One might think clarity is important when announcing the death of your country’s president. Especially if your country is the largest in a powder-keg-like region. But in Uzbekistan—ranked 166 out of 180 in Reporters Without Borders’ press freedom index—things are…different.
President Islam Karimov, who had been in power for 27 years, was (officially, definitively) confirmed dead on Sept. 2, almost a week after his daughter revealed on Instagram that he had suffered a brain hemorrhage.
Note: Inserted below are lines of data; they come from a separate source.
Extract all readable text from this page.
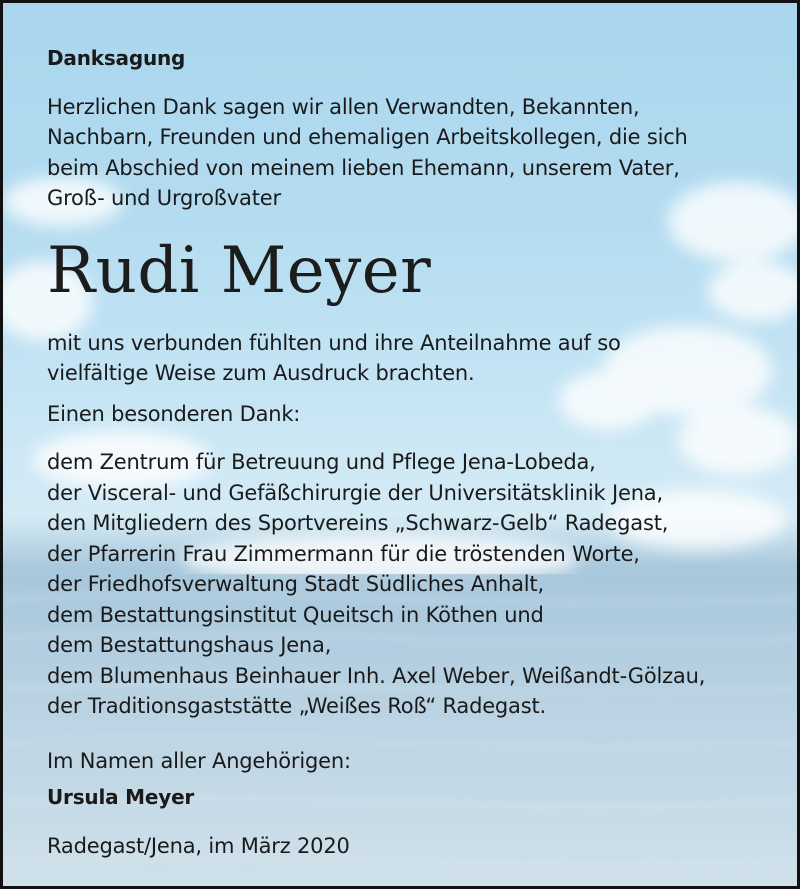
Danksagung
Herzlichen Dank sagen wir allen Verwandten, Bekannten,
Nachbarn, Freunden und ehemaligen Arbeitskollegen, die sich
beim Abschied von meinem lieben Ehemann, unserem Vater,
Groß- und Urgroßvater
Rudi Meyer
mit uns verbunden fühlten und ihre Anteilnahme auf so
vielfältige Weise zum Ausdruck brachten.
Einen besonderen Dank:
dem Zentrum für Betreuung und Pflege Jena-Lobeda,
der Visceral- und Gefäßchirurgie der Universitätsklinik Jena,
den Mitgliedern des Sportvereins „Schwarz-Gelb“ Radegast,
der Pfarrerin Frau Zimmermann für die tröstenden Worte,
der Friedhofsverwaltung Stadt Südliches Anhalt,
dem Bestattungsinstitut Queitsch in Köthen und
dem Bestattungshaus Jena,
dem Blumenhaus Beinhauer Inh. Axel Weber, Weißandt-Gölzau,
der Traditionsgaststätte „Weißes Roß“ Radegast.
Im Namen aller Angehörigen:
Ursula Meyer
Radegast/Jena, im März 2020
As announcements go, deaths are surely the most clear-cut, and yet nothing highlights the Uzbek government’s haphazard approach better than a series of tweets from a Telegraph Moscow correspondent.
Leading Russian news agency Interfax also felt some whiplash. According to a screenshot posted by the BBC’s Moscow correspondent, Interfax tweeted a measured announcement of Karimov’s death, and then two minutes later walked it back with “He’s not dead!” Nineteen minutes after that, they re-upped to the original story.
Even international leaders had a tricky time negotiating things:
Though the announcements had the ring of Monty Python’s dead parrot sketch, the confusion epitomizes more sobering aspects of Karimov’s reign.
Uzbekistan is one of the world’s most brutal dictatorships: During his tenure, Karimov was accused of boiling and freezing his opponents to death. In 2005, in the city of Andijan, he was responsible for what could be one of the most violent state-sanctioned massacres since Tiananmen Square.
That’s “could be” because we may never know exactly how many died in Andijan, where peaceful protesters were mowed down by government forces. Foreign media pegged casualties at anywhere from “over 700” to “possibly thousands,” while the Uzbek government said 187 people were killed. Hundreds of protesters were sentenced to decades in prison over what the government described as an attempted coup.
Since Andijan, the government has turned its grip on information into a stranglehold. Human Rights Watch was expelled from Uzbekistan in 2011, and the current level of state secrecy basically prohibits foreign media from working in the country.
For reporters, that means all information—even major, power-structure-changing information—is essentially a gift the regime must bestow upon them. It’s a setup that makes said regime impossible to hold to account.